E nel passaggio al cinema? Il cinema in un certo senso resisterebbe comunque alla liquefazione del personaggio, perché la presenza dell’attore non permette del tutto la scomparsa dell’umano:
Il cinema favorisce le resistenze del personaggio-uomo, che mettono quasi sempre in scacco l’antipersonaggio. La tanto celebrata “presenza in scena” (il personaggio è là) comporta la presenza di un attore […]. Il suo viso, il modo personale e inalienabile di essere al mondo, che riescono a rendere così comunicabile l’incomunicabilità dell’eroina, testimoniano un destino privato che le appartiene in proprio, di là da quello che sta vivendo sulla scena (pp. 70-71).
Insomma, la presenza di un corpo in scena garantisce l’ancoraggio all’umano, preservato così dalla sua restituzione a particella. Eppure, a questo discorso, nella sua capacità di declinarsi in espressioni e formule originali, manca qualcosa, qualcosa di radicale che in quegli stessi anni, meglio di altri, Pasolini comprendeva, e cioè l’essere del personaggio romanzesco in primis intercessore dell’autore, e dunque di una pratica di scrittura.
Il romanzesco, sia letterario sia cinematografico, non è altro che la forma di discorso che, concatenando due soggettività, personaggio ed autore, rende il primo potente intercessore (ben diverso dall’alter ego) del secondo, della sua visione estetica ed etica del mondo. Se il discorso libero indiretto è l’adozione da parte dell’autore del suo personaggio, questa adozione – psicologica, morale, linguistica, stilistica – può giungere anche all’abbandono finale.

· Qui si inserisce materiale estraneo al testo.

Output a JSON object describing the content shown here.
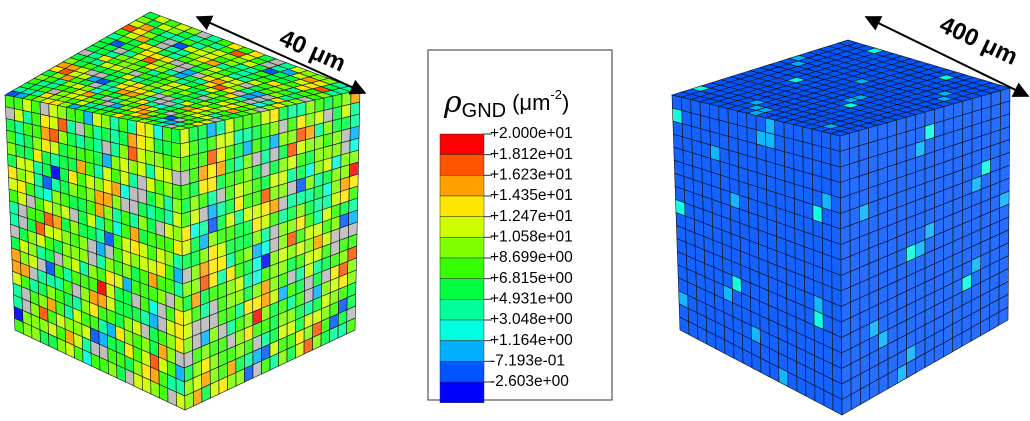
{
  "left_cube": {
    "label": "40 μm"
  },
  "right_cube": {
    "label": "400 μm"
  },
  "legend": {
    "title": {
      "symbol": "ρ",
      "subscript": "GND",
      "unit_open": "(μm",
      "unit_exponent": "-2",
      "unit_close": ")"
    },
    "labels": [
      "+2.000e+01",
      "+1.812e+01",
      "+1.623e+01",
      "+1.435e+01",
      "+1.247e+01",
      "+1.058e+01",
      "+8.699e+00",
      "+6.815e+00",
      "+4.931e+00",
      "+3.048e+00",
      "+1.164e+00",
      "-7.193e-01",
      "-2.603e+00"
    ],
    "colors": [
      "#ff0000",
      "#ff5500",
      "#ffa000",
      "#ffe600",
      "#ccff00",
      "#80ff00",
      "#33ff00",
      "#00ff40",
      "#00ff99",
      "#00ffe0",
      "#00b0ff",
      "#0055ff",
      "#0000ff"
    ]
  }
}
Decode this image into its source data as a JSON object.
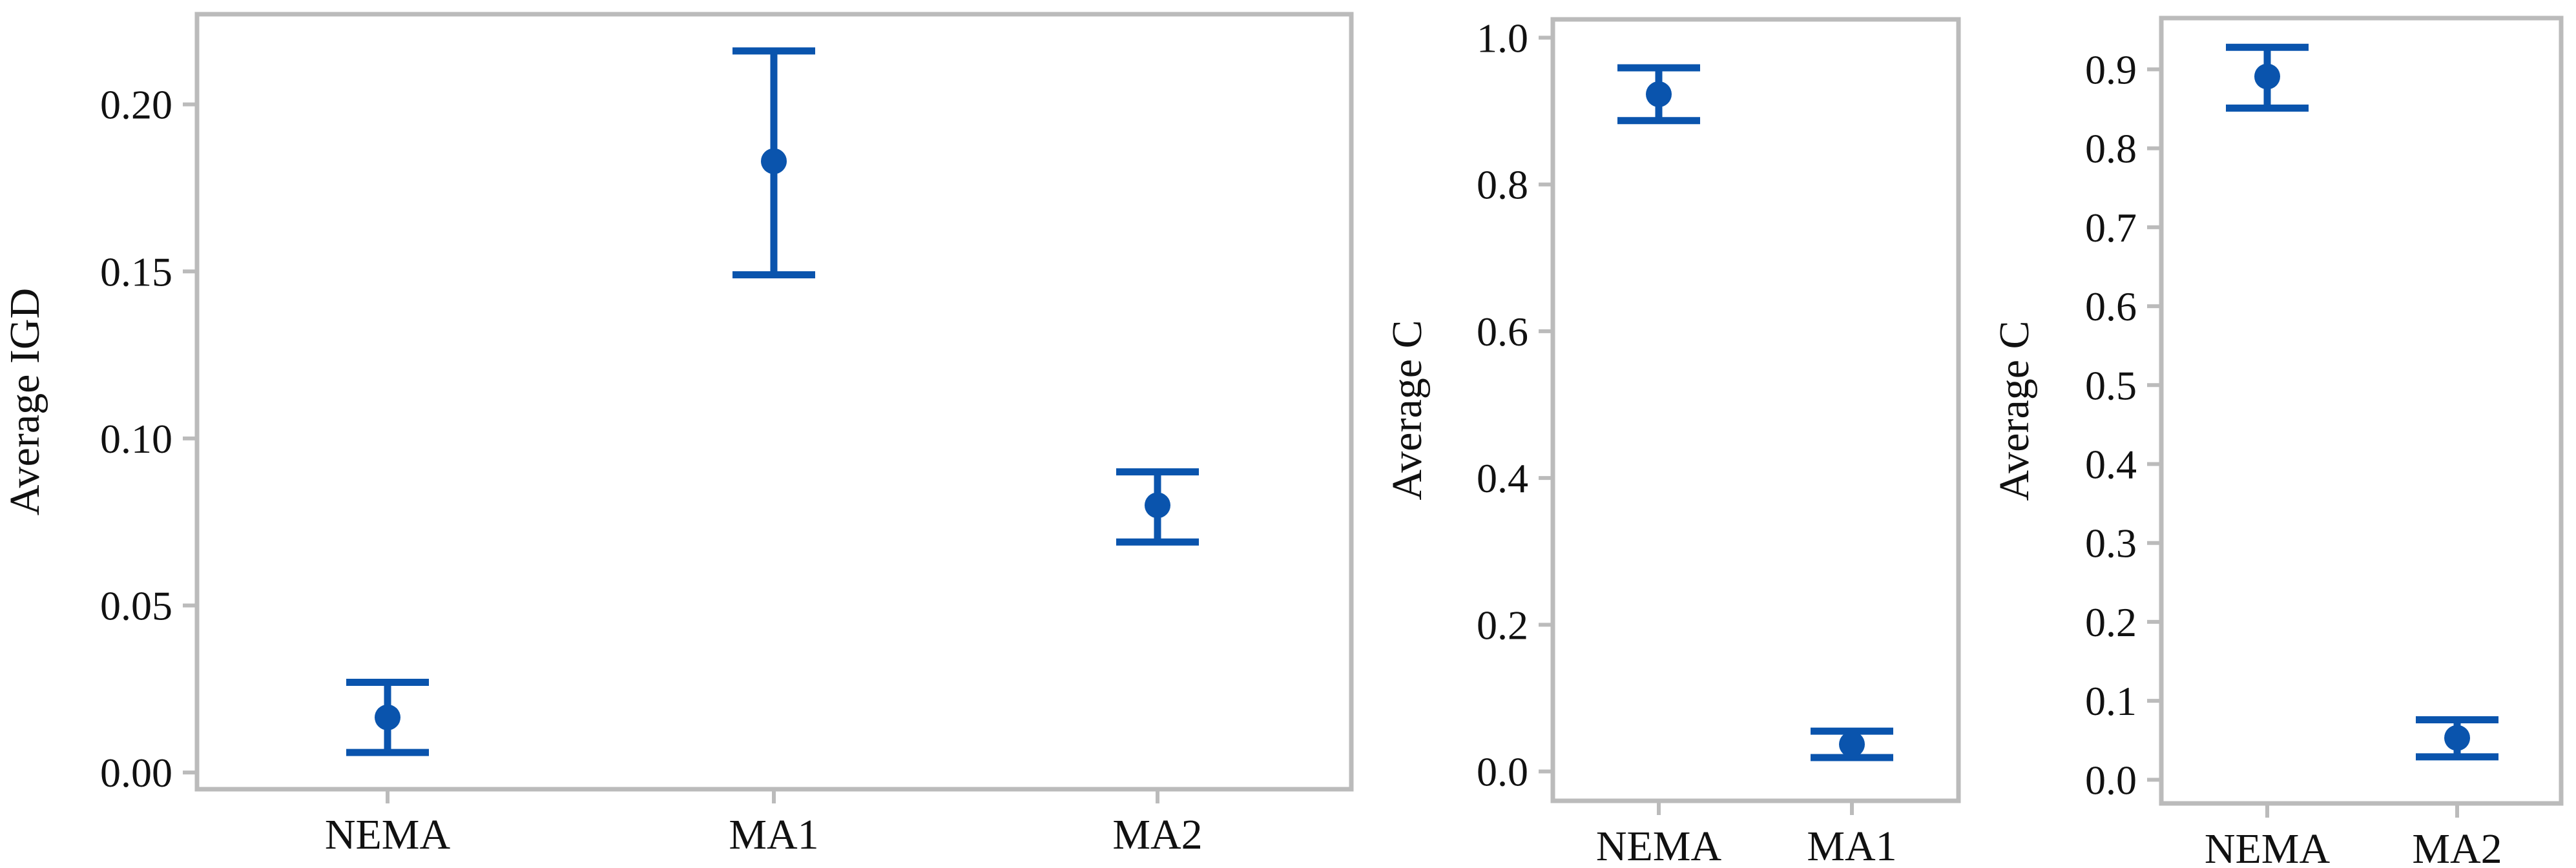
{
  "chart_data": [
    {
      "type": "errorbar",
      "title": "",
      "xlabel": "",
      "ylabel": "Average IGD",
      "categories": [
        "NEMA",
        "MA1",
        "MA2"
      ],
      "ylim": [
        -0.005,
        0.227
      ],
      "yticks": [
        0.0,
        0.05,
        0.1,
        0.15,
        0.2
      ],
      "ytick_labels": [
        "0.00",
        "0.05",
        "0.10",
        "0.15",
        "0.20"
      ],
      "grid": false,
      "legend": "none",
      "series": [
        {
          "mean": [
            0.0165,
            0.183,
            0.08
          ],
          "lower": [
            0.006,
            0.149,
            0.069
          ],
          "upper": [
            0.027,
            0.216,
            0.09
          ]
        }
      ]
    },
    {
      "type": "errorbar",
      "title": "",
      "xlabel": "",
      "ylabel": "Average C",
      "categories": [
        "NEMA",
        "MA1"
      ],
      "ylim": [
        -0.04,
        1.025
      ],
      "yticks": [
        0.0,
        0.2,
        0.4,
        0.6,
        0.8,
        1.0
      ],
      "ytick_labels": [
        "0.0",
        "0.2",
        "0.4",
        "0.6",
        "0.8",
        "1.0"
      ],
      "grid": false,
      "legend": "none",
      "series": [
        {
          "mean": [
            0.923,
            0.037
          ],
          "lower": [
            0.887,
            0.019
          ],
          "upper": [
            0.959,
            0.055
          ]
        }
      ]
    },
    {
      "type": "errorbar",
      "title": "",
      "xlabel": "",
      "ylabel": "Average C",
      "categories": [
        "NEMA",
        "MA2"
      ],
      "ylim": [
        -0.03,
        0.965
      ],
      "yticks": [
        0.0,
        0.1,
        0.2,
        0.3,
        0.4,
        0.5,
        0.6,
        0.7,
        0.8,
        0.9
      ],
      "ytick_labels": [
        "0.0",
        "0.1",
        "0.2",
        "0.3",
        "0.4",
        "0.5",
        "0.6",
        "0.7",
        "0.8",
        "0.9"
      ],
      "grid": false,
      "legend": "none",
      "series": [
        {
          "mean": [
            0.891,
            0.053
          ],
          "lower": [
            0.851,
            0.029
          ],
          "upper": [
            0.928,
            0.076
          ]
        }
      ]
    }
  ],
  "colors": {
    "marker": "#0A54AD",
    "frame": "#BBBBBB",
    "text": "#111111"
  }
}
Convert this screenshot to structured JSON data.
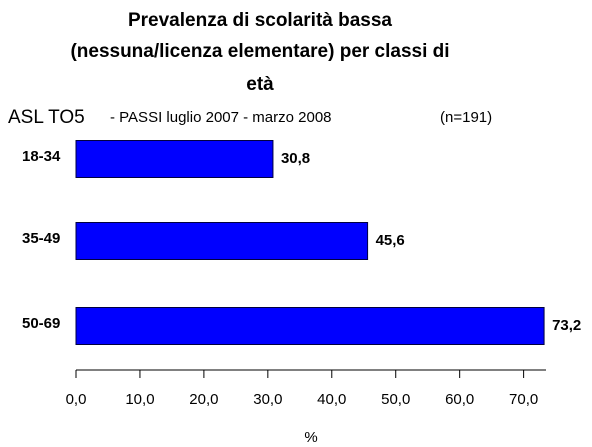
{
  "chart_data": {
    "type": "bar",
    "orientation": "horizontal",
    "title": [
      "Prevalenza di scolarità bassa",
      "(nessuna/licenza elementare) per classi di",
      "età"
    ],
    "subtitle": [
      "ASL TO5",
      "- PASSI luglio 2007 - marzo 2008",
      "(n=191)"
    ],
    "categories": [
      "18-34",
      "35-49",
      "50-69"
    ],
    "values": [
      30.8,
      45.6,
      73.2
    ],
    "value_labels": [
      "30,8",
      "45,6",
      "73,2"
    ],
    "color": "#0000ff",
    "xlabel": "%",
    "xlim": [
      0,
      73.5
    ],
    "xticks": [
      {
        "value": 0,
        "label": "0,0"
      },
      {
        "value": 10,
        "label": "10,0"
      },
      {
        "value": 20,
        "label": "20,0"
      },
      {
        "value": 30,
        "label": "30,0"
      },
      {
        "value": 40,
        "label": "40,0"
      },
      {
        "value": 50,
        "label": "50,0"
      },
      {
        "value": 60,
        "label": "60,0"
      },
      {
        "value": 70,
        "label": "70,0"
      }
    ]
  }
}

Non solo, l’intercessione è reciproca: il personaggio può prendere vita solo attraverso la coscienza autoriale. È un concatenamento enunciativo tra riflessività (autore) e produttività (personaggio) quello che il romanzesco identifica, definendo un sistema eterogeneo, distinto dall’omogeneità epica (come ben sapeva Bachtin). E questo ben oltre la dimensione letteraria, come pensa il Pasolini di Empirismo eretico, estendendo il libero indiretto al cinema nella forma di “soggettiva libera indiretta”.
Al cinema, il libero indiretto è una questione di stile (“La caratteristica fondamentale della ‘soggettiva libera indiretta’ è di non essere linguistica, ma stilistica”, p. 179), per cui l’autore usa il personaggio per liberare la sua coscienza estetica, etica, religiosa del mondo. Pasolini, come anche Debenedetti, cita Antonioni e i suoi film con la Vitti.
Ma mentre Debenedetti, nonostante intuisca in diversi momenti qualcosa come una pratica di intercessione, resta di fatto su un piano “contenutistico” (“le protagoniste sono bloccate dall’impossibilità di ‘inserirsi nella vita’”, p. 68) e riconosce al cinema la necessità di fare comunque i conti con lo spettatore (necessità che limiterebbe la possibilità di accedere ad un vero sperimentalismo), Pasolini è più radicale e coglie tutta la potenza della scrittura, dello stile nella pratica di intercessione:
Nel Deserto rosso, Antonioni guarda il mondo immergendosi nella sua protagonista nevrotica, rivivendo i fatti attraverso lo ‘sguardo’ di lei. […] Per mezzo di questo meccanismo stilistico, Antonioni ha liberato il proprio momento più reale: ha potuto finalmente rappresentare il mondo visto dai suoi occhi, perché ha sostituito, in blocco, la visione del mondo di una nevrotica, con la sua propria visione delirante di estetismo (p. 180).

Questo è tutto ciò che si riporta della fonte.